Personally, I would try to avoid concatenating 'response per trial' to a single variable ('Response') from the start, in order to make the data less static and facilitate any subsequent steps of analysis or data management. Given that the individual trials already are concatenated, as in your example, I would therefore consider splitting them up. Formatting the data frame for a final, pretty, printed output I would consider a different, later issue.
# merge data (cbind would also work if data are ordered properly)
df <- merge(x = dfA[ , c("Name", "Response")], y = dfB[ , c("Name", "Response")],
by = "Name")
# rename
names(df) <- c("Name", c("A", "B"))
# split concatenated columns
library(splitstackshape)
df2 <- concat.split.multiple(data = df, split.cols = c("A", "B"),
seps = ",", direction = "wide")
# calculate score
df2$Score <- rowSums(df2[ , -1])
df2
# Name A_1 A_2 A_3 A_4 B_1 B_2 B_3 B_4 Score
# 1 James 1 1 1 1 0 1 0 0 5
# 2 John 1 0 0 1 0 1 1 1 5
# 3 Peter 0 0 0 0 1 1 1 1 4
I would approach this with a for loop over the column names you want to merge.

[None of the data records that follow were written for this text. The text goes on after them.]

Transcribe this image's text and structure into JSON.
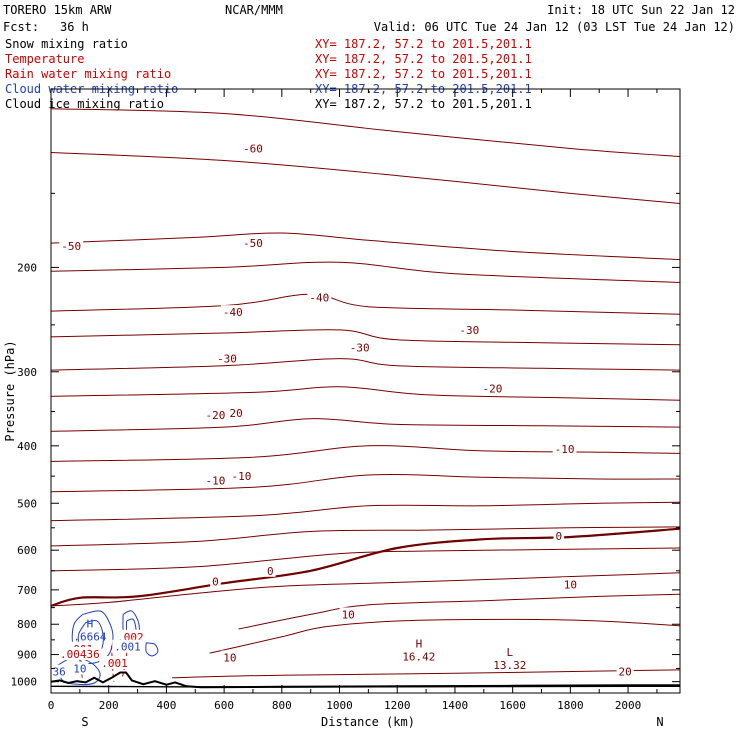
{
  "header": {
    "model": "TORERO  15km ARW",
    "fcst_label": "Fcst:",
    "fcst_value": "36 h",
    "org": "NCAR/MMM",
    "init": "Init: 18 UTC Sun 22 Jan 12",
    "valid": "Valid: 06 UTC Tue 24 Jan 12 (03 LST Tue 24 Jan 12)"
  },
  "fields": [
    {
      "name": "Snow mixing ratio",
      "xy": "XY= 187.2, 57.2 to 201.5,201.1",
      "color": "#000000"
    },
    {
      "name": "Temperature",
      "xy": "XY= 187.2, 57.2 to 201.5,201.1",
      "color": "#cc0000"
    },
    {
      "name": "Rain water mixing ratio",
      "xy": "XY= 187.2, 57.2 to 201.5,201.1",
      "color": "#cc0000"
    },
    {
      "name": "Cloud water mixing ratio",
      "xy": "XY= 187.2, 57.2 to 201.5,201.1",
      "color": "#1f3fbf"
    },
    {
      "name": "Cloud ice mixing ratio",
      "xy": "XY= 187.2, 57.2 to 201.5,201.1",
      "color": "#000000"
    }
  ],
  "chart_data": {
    "type": "contour",
    "xlabel": "Distance (km)",
    "ylabel": "Pressure (hPa)",
    "xlim": [
      0,
      2180
    ],
    "ylim": [
      1045,
      100
    ],
    "y_scale": "log",
    "x_ticks": [
      0,
      200,
      400,
      600,
      800,
      1000,
      1200,
      1400,
      1600,
      1800,
      2000
    ],
    "y_ticks": [
      200,
      300,
      400,
      500,
      600,
      700,
      800,
      900,
      1000
    ],
    "x_end_labels": {
      "left": "S",
      "right": "N"
    },
    "colors": {
      "temperature": "#7a0000",
      "zero_isotherm": "#6e0000",
      "cloud_water": "#1f3fbf",
      "rain": "#d00000",
      "terrain": "#000000"
    },
    "isotherms": [
      {
        "value": -60,
        "label": "-60",
        "points": [
          [
            0,
            108
          ],
          [
            600,
            110
          ],
          [
            1200,
            118
          ],
          [
            1800,
            126
          ],
          [
            2180,
            130
          ]
        ]
      },
      {
        "value": -60,
        "label": "",
        "points": [
          [
            0,
            128
          ],
          [
            600,
            132
          ],
          [
            1200,
            140
          ],
          [
            1800,
            150
          ],
          [
            2180,
            156
          ]
        ]
      },
      {
        "value": -50,
        "label": "-50",
        "points": [
          [
            0,
            182
          ],
          [
            500,
            178
          ],
          [
            800,
            175
          ],
          [
            1100,
            180
          ],
          [
            1600,
            188
          ],
          [
            2180,
            194
          ]
        ]
      },
      {
        "value": -50,
        "label": "",
        "points": [
          [
            0,
            203
          ],
          [
            600,
            200
          ],
          [
            1000,
            196
          ],
          [
            1400,
            205
          ],
          [
            2180,
            212
          ]
        ]
      },
      {
        "value": -40,
        "label": "-40",
        "points": [
          [
            0,
            237
          ],
          [
            600,
            232
          ],
          [
            900,
            222
          ],
          [
            1100,
            233
          ],
          [
            1600,
            236
          ],
          [
            2180,
            240
          ]
        ]
      },
      {
        "value": -40,
        "label": "",
        "points": [
          [
            0,
            262
          ],
          [
            600,
            258
          ],
          [
            1000,
            255
          ],
          [
            1200,
            265
          ],
          [
            1700,
            268
          ],
          [
            2180,
            270
          ]
        ]
      },
      {
        "value": -30,
        "label": "-30",
        "points": [
          [
            0,
            298
          ],
          [
            600,
            293
          ],
          [
            1000,
            285
          ],
          [
            1200,
            293
          ],
          [
            1700,
            296
          ],
          [
            2180,
            298
          ]
        ]
      },
      {
        "value": -30,
        "label": "",
        "points": [
          [
            0,
            330
          ],
          [
            700,
            325
          ],
          [
            1000,
            318
          ],
          [
            1300,
            328
          ],
          [
            1800,
            332
          ],
          [
            2180,
            335
          ]
        ]
      },
      {
        "value": -20,
        "label": "-20",
        "points": [
          [
            0,
            378
          ],
          [
            600,
            372
          ],
          [
            900,
            360
          ],
          [
            1200,
            368
          ],
          [
            1700,
            370
          ],
          [
            2180,
            372
          ]
        ]
      },
      {
        "value": -20,
        "label": "",
        "points": [
          [
            0,
            425
          ],
          [
            700,
            418
          ],
          [
            1100,
            400
          ],
          [
            1500,
            408
          ],
          [
            1900,
            410
          ],
          [
            2180,
            412
          ]
        ]
      },
      {
        "value": -10,
        "label": "-10",
        "points": [
          [
            0,
            478
          ],
          [
            700,
            470
          ],
          [
            1100,
            448
          ],
          [
            1500,
            452
          ],
          [
            1900,
            455
          ],
          [
            2180,
            455
          ]
        ]
      },
      {
        "value": -10,
        "label": "",
        "points": [
          [
            0,
            535
          ],
          [
            700,
            525
          ],
          [
            1100,
            505
          ],
          [
            1500,
            505
          ],
          [
            1900,
            500
          ],
          [
            2180,
            498
          ]
        ]
      },
      {
        "value": -10,
        "label": "",
        "points": [
          [
            0,
            590
          ],
          [
            500,
            580
          ],
          [
            900,
            558
          ],
          [
            1300,
            555
          ],
          [
            1800,
            550
          ],
          [
            2180,
            548
          ]
        ]
      },
      {
        "value": 0,
        "label": "",
        "points": [
          [
            0,
            650
          ],
          [
            500,
            640
          ],
          [
            1000,
            608
          ],
          [
            1300,
            602
          ],
          [
            1800,
            598
          ],
          [
            2180,
            595
          ]
        ]
      },
      {
        "value": 10,
        "label": "10",
        "points": [
          [
            0,
            745
          ],
          [
            200,
            735
          ],
          [
            500,
            710
          ],
          [
            800,
            690
          ],
          [
            1200,
            680
          ],
          [
            1600,
            670
          ],
          [
            2180,
            655
          ]
        ]
      },
      {
        "value": 10,
        "label": "",
        "points": [
          [
            650,
            815
          ],
          [
            900,
            770
          ],
          [
            1100,
            742
          ],
          [
            1500,
            730
          ],
          [
            1900,
            718
          ],
          [
            2180,
            712
          ]
        ]
      },
      {
        "value": 10,
        "label": "",
        "points": [
          [
            550,
            895
          ],
          [
            800,
            840
          ],
          [
            950,
            808
          ],
          [
            1200,
            790
          ],
          [
            1600,
            785
          ],
          [
            1900,
            790
          ],
          [
            2180,
            805
          ]
        ]
      },
      {
        "value": 20,
        "label": "20",
        "points": [
          [
            420,
            985
          ],
          [
            800,
            975
          ],
          [
            1400,
            968
          ],
          [
            2000,
            958
          ],
          [
            2180,
            955
          ]
        ]
      }
    ],
    "zero_isotherm": {
      "value": 0,
      "label": "0",
      "points": [
        [
          0,
          745
        ],
        [
          100,
          722
        ],
        [
          300,
          718
        ],
        [
          600,
          682
        ],
        [
          900,
          650
        ],
        [
          1200,
          595
        ],
        [
          1500,
          575
        ],
        [
          1800,
          570
        ],
        [
          2180,
          552
        ]
      ]
    },
    "isotherm_labels": [
      {
        "text": "-60",
        "x": 700,
        "y": 126
      },
      {
        "text": "-50",
        "x": 70,
        "y": 184
      },
      {
        "text": "-50",
        "x": 700,
        "y": 182
      },
      {
        "text": "-40",
        "x": 630,
        "y": 238
      },
      {
        "text": "-40",
        "x": 930,
        "y": 225
      },
      {
        "text": "-30",
        "x": 1070,
        "y": 273
      },
      {
        "text": "-30",
        "x": 1450,
        "y": 255
      },
      {
        "text": "-30",
        "x": 610,
        "y": 285
      },
      {
        "text": "-20",
        "x": 1530,
        "y": 320
      },
      {
        "text": "-20",
        "x": 630,
        "y": 352
      },
      {
        "text": "-20",
        "x": 570,
        "y": 355
      },
      {
        "text": "-10",
        "x": 1780,
        "y": 405
      },
      {
        "text": "-10",
        "x": 660,
        "y": 450
      },
      {
        "text": "-10",
        "x": 570,
        "y": 458
      },
      {
        "text": "0",
        "x": 1760,
        "y": 568
      },
      {
        "text": "0",
        "x": 760,
        "y": 650
      },
      {
        "text": "0",
        "x": 570,
        "y": 678
      },
      {
        "text": "10",
        "x": 1800,
        "y": 685
      },
      {
        "text": "10",
        "x": 1030,
        "y": 770
      },
      {
        "text": "10",
        "x": 620,
        "y": 910
      },
      {
        "text": "20",
        "x": 1990,
        "y": 962
      }
    ],
    "extrema": [
      {
        "type": "H",
        "value": "16.42",
        "x": 1275,
        "y": 875
      },
      {
        "type": "L",
        "value": "13.32",
        "x": 1590,
        "y": 905
      },
      {
        "type": "H",
        "value": ".6664",
        "x": 135,
        "y": 810
      }
    ],
    "small_labels": [
      {
        "text": ".001",
        "x": 100,
        "y": 880,
        "color": "#cc0000"
      },
      {
        "text": ".002",
        "x": 275,
        "y": 840,
        "color": "#cc0000"
      },
      {
        "text": ".001",
        "x": 265,
        "y": 873,
        "color": "#1f3fbf"
      },
      {
        "text": ".00436",
        "x": 100,
        "y": 898,
        "color": "#cc0000"
      },
      {
        "text": ".001",
        "x": 220,
        "y": 930,
        "color": "#cc0000"
      },
      {
        "text": "10",
        "x": 100,
        "y": 950,
        "color": "#1f3fbf"
      },
      {
        "text": "36",
        "x": 28,
        "y": 962,
        "color": "#1f3fbf"
      }
    ],
    "cloud_water_contours": [
      {
        "points": [
          [
            110,
            770
          ],
          [
            170,
            760
          ],
          [
            200,
            790
          ],
          [
            215,
            840
          ],
          [
            200,
            900
          ],
          [
            150,
            930
          ],
          [
            100,
            920
          ],
          [
            75,
            860
          ],
          [
            80,
            800
          ],
          [
            110,
            770
          ]
        ]
      },
      {
        "points": [
          [
            120,
            795
          ],
          [
            160,
            790
          ],
          [
            180,
            830
          ],
          [
            175,
            880
          ],
          [
            140,
            900
          ],
          [
            105,
            880
          ],
          [
            95,
            835
          ],
          [
            120,
            795
          ]
        ]
      },
      {
        "points": [
          [
            250,
            770
          ],
          [
            280,
            760
          ],
          [
            305,
            800
          ],
          [
            300,
            860
          ],
          [
            280,
            880
          ],
          [
            258,
            860
          ],
          [
            250,
            820
          ],
          [
            250,
            770
          ]
        ]
      },
      {
        "points": [
          [
            262,
            790
          ],
          [
            285,
            785
          ],
          [
            295,
            820
          ],
          [
            288,
            850
          ],
          [
            270,
            852
          ],
          [
            262,
            820
          ],
          [
            262,
            790
          ]
        ]
      },
      {
        "points": [
          [
            330,
            860
          ],
          [
            360,
            865
          ],
          [
            370,
            890
          ],
          [
            350,
            905
          ],
          [
            330,
            890
          ],
          [
            330,
            860
          ]
        ]
      },
      {
        "points": [
          [
            20,
            940
          ],
          [
            80,
            910
          ],
          [
            140,
            930
          ],
          [
            170,
            970
          ],
          [
            150,
            1005
          ],
          [
            90,
            1010
          ],
          [
            40,
            995
          ],
          [
            20,
            940
          ]
        ]
      }
    ],
    "rain_contours": [
      {
        "points": [
          [
            98,
            870
          ],
          [
            100,
            920
          ],
          [
            105,
            960
          ],
          [
            110,
            995
          ]
        ]
      },
      {
        "points": [
          [
            210,
            870
          ],
          [
            212,
            920
          ],
          [
            215,
            970
          ],
          [
            218,
            1000
          ]
        ]
      },
      {
        "points": [
          [
            268,
            845
          ],
          [
            262,
            900
          ],
          [
            255,
            945
          ],
          [
            248,
            980
          ]
        ]
      }
    ],
    "terrain": [
      [
        0,
        1000
      ],
      [
        30,
        995
      ],
      [
        60,
        1005
      ],
      [
        90,
        998
      ],
      [
        120,
        1003
      ],
      [
        150,
        985
      ],
      [
        180,
        1003
      ],
      [
        210,
        985
      ],
      [
        240,
        965
      ],
      [
        260,
        965
      ],
      [
        280,
        995
      ],
      [
        320,
        1010
      ],
      [
        360,
        998
      ],
      [
        400,
        1012
      ],
      [
        430,
        1003
      ],
      [
        470,
        1018
      ],
      [
        520,
        1022
      ],
      [
        800,
        1020
      ],
      [
        1200,
        1018
      ],
      [
        1600,
        1016
      ],
      [
        2000,
        1014
      ],
      [
        2180,
        1014
      ]
    ],
    "terrain_floor": [
      [
        0,
        1018
      ],
      [
        200,
        1019
      ],
      [
        400,
        1020
      ],
      [
        800,
        1021
      ],
      [
        1600,
        1019
      ],
      [
        2180,
        1018
      ]
    ]
  }
}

Given your example data:
cols <- c("Score", "Response")
dfNew <- dfA[,"Name",drop=FALSE]
for (n in cols) {
switch(class(dfA[[n]]),
"numeric" = {dfNew[[n]] <- dfA[[n]] + dfB[[n]]},
"factor"=, "character" = {dfNew[[n]] <- paste(dfA[[n]], dfB[[n]], sep=",")})
}
This solution is basically what you had as your idea, but with a loop. The data sets are looked at to see if they are numeric (add them numerically) or a string or factor (concatenate the strings). You could get a similar result by having two vectors of names, one for the numeric and one for the character, but this is extensible if you have other data types as well (though I don't know what they might be). The major drawback of this method is that is assumes the data frames are in the same order with regard to Name. The next solution doesn't make that assumption
dfNew <- merge(dfA, dfB, by="Name")
for (n in cols) {
switch(class(dfA[[n]]),
"numeric" = {dfNew[[n]] <- dfNew[[paste0(n,".x")]] + dfNew[[paste0(n,".y")]]},
"factor"=, "character" = {dfNew[[n]] <- paste(dfNew[[paste0(n,".x")]], dfNew[[paste0(n,".y")]], sep=",")})
dfNew[[paste0(n,".x")]] <- NULL
dfNew[[paste0(n,".y")]] <- NULL
}
Same general idea as previous, but uses merge to make sure that the data is correctly aligned, and then works on columns (whose names are postfixed with ".x" and ".y") with dfNew. Additional steps are included to get rid of the separate columns after joining. Also has the bonus feature of carrying along any other columns not specified for joining together in cols.